Il y a beaucoup de réalisateurs dont j’admire le travail, d’artistes qui m’ont influencée et continuent à le faire. Je suis incapable de ne citer qu’un seul nom, mais je me souviens de la passion que je vouais aux premiers films de Kyoshi Kurosawa et de Wim Wenders lorsque j’ai commencé mes études à l’académie de cinéma. Aujourd’hui, je considère les frères Dardenne, Gus Van Sant, Francis Ford Coppola et Jim Jarmusch comme des amis, même si je n’ai jamais rencontré personnellement aucun d’entre eux. À force de regarder leurs films, d’en discuter et de les analyser, ce sont des gens qui me sont devenus très familiers.

Comment vous situez-vous par rapport à la tradition cinématographique bosniaque et à votre génération ?
Les mentalités ont commencé à évoluer au lendemain de la guerre en Bosnie. D’abord, il y a désormais de plus en plus de réalisatrices. Ce détail a changé beaucoup de choses dans le cinéma comme au théâtre. Beaucoup de choses ont changé par rapport au temps du cinéma yougoslave : les références ne sont plus les mêmes, le système a évolué et je crois qu’on a assisté à l’émergence de ce qu’on pourrait appeler la nouvelle vague des Balkans. Ce cinéma est différent de celui que pratiquaient les générations précédentes. La génération à laquelle j’appartiens, non seulement dans notre région, mais également dans le reste du monde, connaît les mêmes difficultés en cette période de crise systémique mondialisée.
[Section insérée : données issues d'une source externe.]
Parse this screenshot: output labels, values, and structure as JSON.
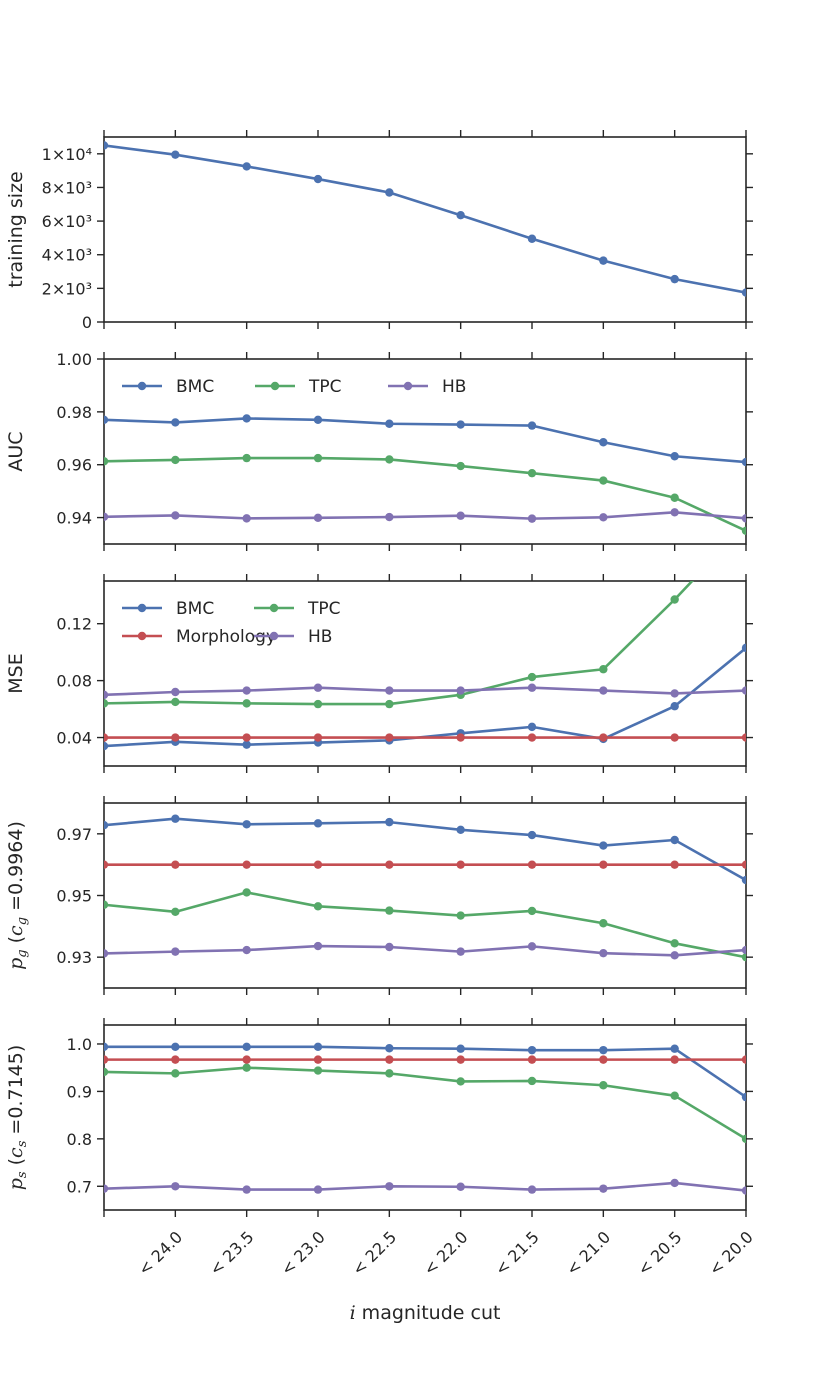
{
  "chart_data": [
    {
      "type": "line",
      "ylabel": "training size",
      "ylim": [
        0,
        11000
      ],
      "yticks": [
        {
          "value": 0,
          "label": "0"
        },
        {
          "value": 2000,
          "label": "2×10³"
        },
        {
          "value": 4000,
          "label": "4×10³"
        },
        {
          "value": 6000,
          "label": "6×10³"
        },
        {
          "value": 8000,
          "label": "8×10³"
        },
        {
          "value": 10000,
          "label": "1×10⁴"
        }
      ],
      "legend": null,
      "series": [
        {
          "name": "BMC",
          "color": "#4c72b0",
          "values": [
            10500,
            9950,
            9250,
            8500,
            7700,
            6350,
            4950,
            3650,
            2550,
            1750
          ]
        }
      ]
    },
    {
      "type": "line",
      "ylabel": "AUC",
      "ylim": [
        0.93,
        1.0
      ],
      "yticks": [
        {
          "value": 0.94,
          "label": "0.94"
        },
        {
          "value": 0.96,
          "label": "0.96"
        },
        {
          "value": 0.98,
          "label": "0.98"
        },
        {
          "value": 1.0,
          "label": "1.00"
        }
      ],
      "legend": {
        "location": "upper-left",
        "columns": 3
      },
      "series": [
        {
          "name": "BMC",
          "color": "#4c72b0",
          "values": [
            0.977,
            0.976,
            0.9775,
            0.977,
            0.9755,
            0.9752,
            0.9748,
            0.9685,
            0.9632,
            0.961
          ]
        },
        {
          "name": "TPC",
          "color": "#55a868",
          "values": [
            0.9613,
            0.9618,
            0.9625,
            0.9625,
            0.962,
            0.9595,
            0.9568,
            0.954,
            0.9475,
            0.935
          ]
        },
        {
          "name": "HB",
          "color": "#8172b2",
          "values": [
            0.9403,
            0.9408,
            0.9397,
            0.9399,
            0.9402,
            0.9407,
            0.9396,
            0.9401,
            0.942,
            0.9397
          ]
        }
      ]
    },
    {
      "type": "line",
      "ylabel": "MSE",
      "ylim": [
        0.02,
        0.15
      ],
      "yticks": [
        {
          "value": 0.04,
          "label": "0.04"
        },
        {
          "value": 0.08,
          "label": "0.08"
        },
        {
          "value": 0.12,
          "label": "0.12"
        }
      ],
      "legend": {
        "location": "upper-left",
        "columns": 2
      },
      "series": [
        {
          "name": "BMC",
          "color": "#4c72b0",
          "values": [
            0.034,
            0.037,
            0.035,
            0.0365,
            0.038,
            0.043,
            0.0475,
            0.039,
            0.062,
            0.103
          ]
        },
        {
          "name": "TPC",
          "color": "#55a868",
          "values": [
            0.064,
            0.065,
            0.064,
            0.0635,
            0.0635,
            0.07,
            0.0825,
            0.088,
            0.137,
            0.19
          ]
        },
        {
          "name": "Morphology",
          "color": "#c44e52",
          "values": [
            0.04,
            0.04,
            0.04,
            0.04,
            0.04,
            0.04,
            0.04,
            0.04,
            0.04,
            0.04
          ]
        },
        {
          "name": "HB",
          "color": "#8172b2",
          "values": [
            0.07,
            0.072,
            0.073,
            0.075,
            0.073,
            0.073,
            0.075,
            0.073,
            0.071,
            0.073
          ]
        }
      ]
    },
    {
      "type": "line",
      "ylabel": "p_g (c_g = 0.9964)",
      "ylim": [
        0.92,
        0.98
      ],
      "yticks": [
        {
          "value": 0.93,
          "label": "0.93"
        },
        {
          "value": 0.95,
          "label": "0.95"
        },
        {
          "value": 0.97,
          "label": "0.97"
        }
      ],
      "legend": null,
      "series": [
        {
          "name": "BMC",
          "color": "#4c72b0",
          "values": [
            0.9728,
            0.9749,
            0.9731,
            0.9734,
            0.9738,
            0.9713,
            0.9696,
            0.9662,
            0.968,
            0.955
          ]
        },
        {
          "name": "TPC",
          "color": "#55a868",
          "values": [
            0.947,
            0.9447,
            0.951,
            0.9465,
            0.9451,
            0.9435,
            0.945,
            0.941,
            0.9345,
            0.93
          ]
        },
        {
          "name": "Morphology",
          "color": "#c44e52",
          "values": [
            0.96,
            0.96,
            0.96,
            0.96,
            0.96,
            0.96,
            0.96,
            0.96,
            0.96,
            0.96
          ]
        },
        {
          "name": "HB",
          "color": "#8172b2",
          "values": [
            0.9312,
            0.9318,
            0.9323,
            0.9336,
            0.9333,
            0.9318,
            0.9335,
            0.9313,
            0.9306,
            0.9323
          ]
        }
      ]
    },
    {
      "type": "line",
      "ylabel": "p_s (c_s = 0.7145)",
      "ylim": [
        0.65,
        1.04
      ],
      "yticks": [
        {
          "value": 0.7,
          "label": "0.7"
        },
        {
          "value": 0.8,
          "label": "0.8"
        },
        {
          "value": 0.9,
          "label": "0.9"
        },
        {
          "value": 1.0,
          "label": "1.0"
        }
      ],
      "legend": null,
      "series": [
        {
          "name": "BMC",
          "color": "#4c72b0",
          "values": [
            0.994,
            0.994,
            0.994,
            0.994,
            0.991,
            0.99,
            0.987,
            0.987,
            0.99,
            0.888
          ]
        },
        {
          "name": "TPC",
          "color": "#55a868",
          "values": [
            0.941,
            0.938,
            0.95,
            0.944,
            0.938,
            0.921,
            0.922,
            0.913,
            0.891,
            0.8
          ]
        },
        {
          "name": "Morphology",
          "color": "#c44e52",
          "values": [
            0.967,
            0.967,
            0.967,
            0.967,
            0.967,
            0.967,
            0.967,
            0.967,
            0.967,
            0.967
          ]
        },
        {
          "name": "HB",
          "color": "#8172b2",
          "values": [
            0.695,
            0.7,
            0.693,
            0.693,
            0.7,
            0.699,
            0.693,
            0.695,
            0.707,
            0.691
          ]
        }
      ]
    }
  ],
  "x_axis": {
    "label": "i magnitude cut",
    "label_var": "i",
    "label_text": " magnitude cut",
    "categories": [
      "",
      "< 24.0",
      "< 23.5",
      "< 23.0",
      "< 22.5",
      "< 22.0",
      "< 21.5",
      "< 21.0",
      "< 20.5",
      "< 20.0"
    ]
  },
  "ylabel_parts": {
    "pg": {
      "main": "p",
      "sub": "g",
      "open": " (",
      "c": "c",
      "csub": "g",
      "eq": " =0.9964)"
    },
    "ps": {
      "main": "p",
      "sub": "s",
      "open": " (",
      "c": "c",
      "csub": "s",
      "eq": " =0.7145)"
    }
  }
}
Si cette crise ne nous tue pas, elle donnera naissance à un nouvel âge d’or du cinéma, comme c’est déjà arrivé à plusieurs reprises au cours de l’histoire.

Bande annonce de Djeca - Enfants de Sarajevo (2012)

De quelle manière intégrez-vous les contingences techniques et technologiques ?
Il est évident que les nouvelles technologies entraînent une libéralisation et offrent la possibilité de devenir réalisateur à n’importe qui. Cela comporte des bons et des mauvais côtés, évidemment. De ce point de vue, l’un des plus positifs est le fait que l’essor de la technologie numérique a considérablement simplifié le processus même de la réalisation. Il existe désormais des formats de caméra numérique qui sont suffisamment au point pour pouvoir remplacer la pellicule. Mais l’élément qui a le plus bouleversé l’esthétique et les modes de narration est le fait que la perception du public a changé en raison de l’essor d’internet. Il m’arrive de penser que la mise en scène classique, au même titre que le concept traditionnel de la projection en salle constituent désormais des notions très désuètes et pour tout dire romantiques. En d’autres termes, nettement plus pessimistes, le cinéma est en train de ressembler à un organisme en état de coma qui réussit à survivre grâce à tout un appareillage. Dans Djeca, en épousant la logique de mes personnages principaux qui sont des adolescents, j’ai réalisé que leur façon de communiquer avec le reste du monde ressemble à celle des membres du réseau Twitter. en plus réduit. Du coup, ça s’est répercuté sur la structure et sur les dialogues de mon film. Je ne prétends pas que ce nouveau mode de vie et de communication soit a priori bon ou mauvais, mais il est indéniablement différent de celui qui l’a précédé et de la façon dont nous avions l’habitude de vivre il y a quinze ans et se reflète dans le langage du cinéma. Je suis convaincue que, sur le plan visuel, la façon de raconter des histoires ne mourra jamais, mais il nous faudra certainement tenir compte du fait que, dans l’avenir, nos films seront visionnés essentiellement sur des écrans minuscules de téléphones portables, quand ils ne relèveront pas carrément de ce qu’on nomme aujourd’hui le “cross-media”.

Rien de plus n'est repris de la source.